Quem foram os que saíram da Europa para conquistar territórios? Não foram os brancos portugueses que saíram rumo à África e escravizaram milhares de nativos, os quais depois levaram ao Brasil e outros lugares como mão de obra gratuita? Não foram os brancos espanhóis que realizaram um genocídio de gigantescas proporções e eliminaram povoados inteiros no México, Chile, Argentina, Peru, Uruguai, etc.,? Não foram os brancos franceses que chegaram no Canadá e escravizaram e mataram os nativos que demonstraram resistência? Não foram os brancos ingleses que chegaram na América do Norte e roubaram os territórios dos povos indígenas? Não foram os holandeses brancos que também chegaram a estes territórios e igualmente fizeram atrocidades nestes maravilhosos lugares? Por acaso não foram os brancos (europeus, judeus, etc.) que dividiram o mundo? Não são os brancos os com maior notoriedade no empresariado, meios de comunicação e que são os principais líderes de opinião? Por acaso não é o idioma inglês (dos brancos) o idioma mundial? A história da Europa é atormentada por guerras intermináveis, os europeus são encharcados de uma frenética ambição, sempre quiseram se apropriar de tudo, e conseguiram.

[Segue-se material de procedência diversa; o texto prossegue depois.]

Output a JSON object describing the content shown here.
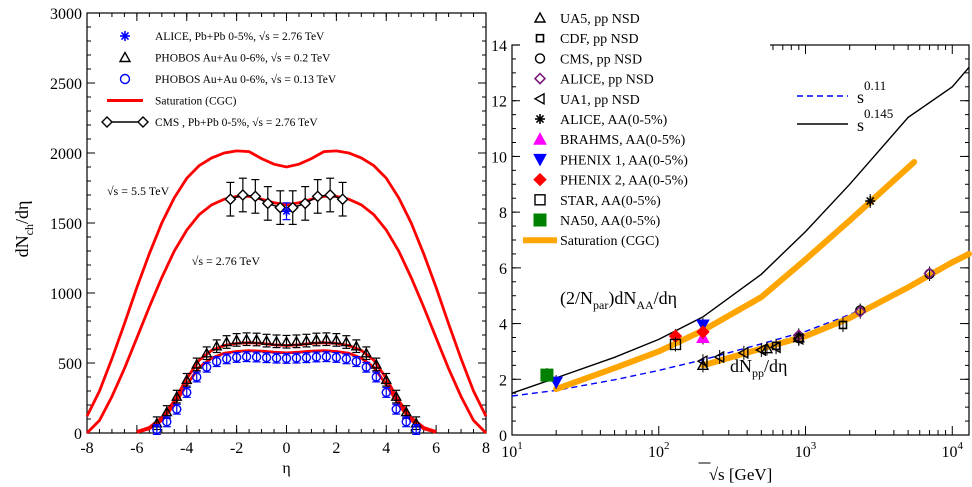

Aqui não estou dizendo que os brancos devem ser nosso objetivo, porque a guerra de ITS não é racial, nós não nos detemos a questões reducionistas como esta, já que para nós a raça é algo secundário sem importância alguma. Para nós os brancos, negros, pardos, amarelos, etc., são uma massa uniforme de humanos que contribui para a expansão desta raça maldita que devasta a natureza e tende ao progresso. É por isso que ITS ataca sem se importar com raças, idade, sexo, nacionalidade, etc. Voltando ao assunto, o que se cabe destacar aqui é que Tarrant está assumindo uma posição indireta de vitimismo, colocando a raça branca como vulnerável sendo que os brancos, como eu disse anteriormente, são os que se apoderaram do mundo há séculos. Nós na América que DEVERÍAMOS nos sentir mais furiosos pelo que vieram fazer aqui, teria de haver grupos armados e terroristas realmente perigosos que matassem europeus brancos e que resgatassem suas raízes nativas, mas não há porque muitas individualidades potencialmente perigosas foram amansadas através de vícios como o álcool, por exemplo, as drogas, pornografia, videogame, tecnologias, religiões judaico-cristãs, grifes, redes sociais, todas as invenções dos brancos (chamem europeus, judeus, cristãos, etc.).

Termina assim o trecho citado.